In preparation for its upcoming mission to the International Space Station (ISS), SpaceX has released a free online simulator to allow users to experience what it's like to fly the Crew Dragon capsule. Through the simulator, users can try docking the capsule at the ISS.

The simulation offers a glimpse of SpaceX's first crewed test flight for the Crew Dragon to the ISS. This mission will be spearheaded by NASA astronauts Bob Behnken and Doug Hurley.

The view inside a Crew Dragon spacecraft simulator being used to train NASA astronauts is shown at SpaceX headquarters in Hawthorne, California, U.S. August 13, 2018.
The view inside a Crew Dragon spacecraft simulator being used to train NASA astronauts is shown at SpaceX headquarters in Hawthorne, California, U.S. August 13, 2018. Reuters

SpaceX's Crew Dragon Simulator

In the simulator launched by SpaceX, space enthusiasts will be able to take control of a virtual Crew Dragon capsule as it heads towards the ISS. According to SpaceX, the simulator shows that the actual interface that will be used by astronauts when manually controlling the capsule.

"This simulator will familiarize you with the controls of [the] actual interface used by NASA astronauts to manually pilot the SpaceX Dragon 2 vehicle to the International Space Station," SpaceX stated.

Flying The Crew Dragon Capsule

Upon starting the simulator, users will be greeted with a control interface.
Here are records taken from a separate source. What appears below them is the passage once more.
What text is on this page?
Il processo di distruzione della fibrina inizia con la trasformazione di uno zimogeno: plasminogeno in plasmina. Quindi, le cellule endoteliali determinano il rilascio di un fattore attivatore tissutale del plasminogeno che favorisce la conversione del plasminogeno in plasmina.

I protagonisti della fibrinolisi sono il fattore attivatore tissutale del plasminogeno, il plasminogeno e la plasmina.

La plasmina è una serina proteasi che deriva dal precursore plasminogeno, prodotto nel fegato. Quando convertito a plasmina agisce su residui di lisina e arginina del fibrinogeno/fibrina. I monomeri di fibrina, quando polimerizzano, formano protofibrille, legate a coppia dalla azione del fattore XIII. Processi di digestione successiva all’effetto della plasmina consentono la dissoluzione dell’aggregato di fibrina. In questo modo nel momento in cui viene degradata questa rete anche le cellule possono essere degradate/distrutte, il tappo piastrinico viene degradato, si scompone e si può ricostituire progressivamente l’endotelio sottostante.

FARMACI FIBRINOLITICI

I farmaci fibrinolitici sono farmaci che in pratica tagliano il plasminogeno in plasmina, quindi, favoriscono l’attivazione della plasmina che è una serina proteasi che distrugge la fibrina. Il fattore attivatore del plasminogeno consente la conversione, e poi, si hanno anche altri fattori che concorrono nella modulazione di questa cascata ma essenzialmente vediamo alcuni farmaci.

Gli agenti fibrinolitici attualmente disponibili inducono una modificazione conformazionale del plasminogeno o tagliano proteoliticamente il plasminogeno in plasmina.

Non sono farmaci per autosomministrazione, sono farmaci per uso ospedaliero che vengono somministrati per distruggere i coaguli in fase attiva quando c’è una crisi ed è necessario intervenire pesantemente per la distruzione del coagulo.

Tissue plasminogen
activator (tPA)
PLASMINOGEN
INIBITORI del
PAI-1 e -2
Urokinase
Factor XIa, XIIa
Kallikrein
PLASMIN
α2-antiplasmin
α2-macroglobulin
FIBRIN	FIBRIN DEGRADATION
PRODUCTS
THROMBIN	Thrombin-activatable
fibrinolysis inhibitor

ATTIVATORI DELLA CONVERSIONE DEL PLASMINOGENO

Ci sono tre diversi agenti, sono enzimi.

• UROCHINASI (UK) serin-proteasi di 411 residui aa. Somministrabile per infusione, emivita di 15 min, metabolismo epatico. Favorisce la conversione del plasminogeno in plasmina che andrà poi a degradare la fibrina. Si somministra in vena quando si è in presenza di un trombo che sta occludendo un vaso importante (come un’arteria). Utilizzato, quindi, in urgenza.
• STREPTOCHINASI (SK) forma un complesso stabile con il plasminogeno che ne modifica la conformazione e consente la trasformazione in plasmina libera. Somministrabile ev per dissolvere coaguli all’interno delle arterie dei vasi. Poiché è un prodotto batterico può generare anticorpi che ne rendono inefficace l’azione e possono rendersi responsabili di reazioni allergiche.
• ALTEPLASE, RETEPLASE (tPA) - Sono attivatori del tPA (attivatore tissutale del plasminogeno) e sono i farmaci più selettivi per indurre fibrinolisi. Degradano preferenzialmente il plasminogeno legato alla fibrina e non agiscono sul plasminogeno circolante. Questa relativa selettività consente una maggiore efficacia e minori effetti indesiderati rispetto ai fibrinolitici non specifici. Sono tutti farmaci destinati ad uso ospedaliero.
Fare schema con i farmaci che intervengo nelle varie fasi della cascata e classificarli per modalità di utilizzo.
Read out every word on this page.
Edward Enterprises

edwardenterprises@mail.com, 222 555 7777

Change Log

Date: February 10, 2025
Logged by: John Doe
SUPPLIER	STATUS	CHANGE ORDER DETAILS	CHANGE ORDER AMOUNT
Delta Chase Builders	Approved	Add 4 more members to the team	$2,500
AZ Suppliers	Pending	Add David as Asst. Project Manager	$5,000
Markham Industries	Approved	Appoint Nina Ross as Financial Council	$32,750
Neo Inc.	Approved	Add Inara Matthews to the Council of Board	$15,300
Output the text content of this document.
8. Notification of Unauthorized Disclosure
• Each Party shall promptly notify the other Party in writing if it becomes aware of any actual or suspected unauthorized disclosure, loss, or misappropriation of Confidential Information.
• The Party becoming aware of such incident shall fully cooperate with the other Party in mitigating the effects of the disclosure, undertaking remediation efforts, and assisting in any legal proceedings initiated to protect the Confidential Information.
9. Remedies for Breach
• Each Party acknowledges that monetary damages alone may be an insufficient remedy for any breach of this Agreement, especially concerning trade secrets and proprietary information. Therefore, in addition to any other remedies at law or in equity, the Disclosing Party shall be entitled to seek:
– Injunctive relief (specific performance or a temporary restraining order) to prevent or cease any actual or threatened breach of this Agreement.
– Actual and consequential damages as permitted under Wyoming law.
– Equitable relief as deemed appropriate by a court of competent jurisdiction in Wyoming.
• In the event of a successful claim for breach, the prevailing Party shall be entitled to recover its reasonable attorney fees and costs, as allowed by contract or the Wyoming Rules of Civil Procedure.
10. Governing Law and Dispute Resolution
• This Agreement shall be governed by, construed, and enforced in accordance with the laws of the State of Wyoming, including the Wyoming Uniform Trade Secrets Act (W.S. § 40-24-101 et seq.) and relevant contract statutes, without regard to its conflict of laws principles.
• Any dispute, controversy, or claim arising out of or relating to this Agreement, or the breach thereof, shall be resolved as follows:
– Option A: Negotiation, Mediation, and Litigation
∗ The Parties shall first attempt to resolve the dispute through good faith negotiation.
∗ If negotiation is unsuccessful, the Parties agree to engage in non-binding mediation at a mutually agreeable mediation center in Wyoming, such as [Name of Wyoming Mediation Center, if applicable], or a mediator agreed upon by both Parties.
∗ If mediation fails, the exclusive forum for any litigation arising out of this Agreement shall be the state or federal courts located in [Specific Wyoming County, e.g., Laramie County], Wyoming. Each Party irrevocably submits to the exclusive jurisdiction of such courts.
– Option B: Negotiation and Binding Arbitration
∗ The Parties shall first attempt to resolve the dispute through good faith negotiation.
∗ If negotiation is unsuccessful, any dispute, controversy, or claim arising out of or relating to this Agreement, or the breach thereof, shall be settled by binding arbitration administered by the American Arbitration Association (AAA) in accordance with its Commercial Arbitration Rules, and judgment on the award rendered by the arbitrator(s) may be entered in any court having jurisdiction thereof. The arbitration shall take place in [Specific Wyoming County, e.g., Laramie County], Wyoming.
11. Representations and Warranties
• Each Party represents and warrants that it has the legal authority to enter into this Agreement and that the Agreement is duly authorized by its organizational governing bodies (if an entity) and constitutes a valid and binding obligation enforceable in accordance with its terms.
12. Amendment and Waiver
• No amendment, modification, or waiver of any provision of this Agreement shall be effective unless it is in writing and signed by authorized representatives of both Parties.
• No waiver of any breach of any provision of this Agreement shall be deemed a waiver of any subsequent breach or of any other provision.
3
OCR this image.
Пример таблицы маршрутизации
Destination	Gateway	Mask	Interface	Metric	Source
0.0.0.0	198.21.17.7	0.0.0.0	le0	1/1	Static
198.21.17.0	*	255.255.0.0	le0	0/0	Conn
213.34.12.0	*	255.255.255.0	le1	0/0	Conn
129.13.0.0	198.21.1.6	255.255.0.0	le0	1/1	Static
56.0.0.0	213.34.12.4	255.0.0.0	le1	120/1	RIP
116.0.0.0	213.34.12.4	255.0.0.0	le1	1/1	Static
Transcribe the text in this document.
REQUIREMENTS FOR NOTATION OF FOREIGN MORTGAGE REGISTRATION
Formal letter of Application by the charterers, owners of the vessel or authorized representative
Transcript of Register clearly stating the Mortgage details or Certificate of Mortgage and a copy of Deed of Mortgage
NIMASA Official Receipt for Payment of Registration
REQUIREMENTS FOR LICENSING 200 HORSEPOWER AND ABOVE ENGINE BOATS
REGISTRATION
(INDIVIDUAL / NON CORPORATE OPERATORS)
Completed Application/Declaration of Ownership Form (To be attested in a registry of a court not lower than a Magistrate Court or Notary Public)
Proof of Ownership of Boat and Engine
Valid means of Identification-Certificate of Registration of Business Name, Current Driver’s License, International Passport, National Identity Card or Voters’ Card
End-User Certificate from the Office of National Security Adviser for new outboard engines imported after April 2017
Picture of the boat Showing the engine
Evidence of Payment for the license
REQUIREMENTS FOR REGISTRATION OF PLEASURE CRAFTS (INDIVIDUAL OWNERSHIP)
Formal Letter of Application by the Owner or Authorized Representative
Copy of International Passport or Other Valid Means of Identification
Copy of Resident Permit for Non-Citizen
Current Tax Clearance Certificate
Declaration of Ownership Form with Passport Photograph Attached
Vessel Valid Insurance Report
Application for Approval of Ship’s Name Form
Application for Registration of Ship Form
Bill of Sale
It contains various parameters related to flight such as the roll, pitch, yaw and the distance from the ISS. The interface also shows numbers in green that indicate the corrections needed to be made in order to reach the station. Through the capsule's movements, these numbers can be adjusted by the user.

As noted by SpaceX, users need to keep their movements small and precise in order to avoid missing the station or crashing into it. According to the company, users will be able to dock successfully once all the green numbers on the interface are below 0.2. "Successful docking is achieved when all green numbers in the center of the interface are below 0.2," SpaceX explained. "Movement in space is slow and requires patience and precision."

SpaceX's Demo 2 Mission

Although the Crew Dragon capsule will dock with the ISS automatically during actual missions, astronauts will still have the option to do it manually. These docking procedures will be demonstrated as SpaceX prepares its first manned mission to the ISS.

As confirmed by the company, this mission is scheduled to take place on Wednesday (May 27). It will launch from NASA's Kennedy Space Center in Florida.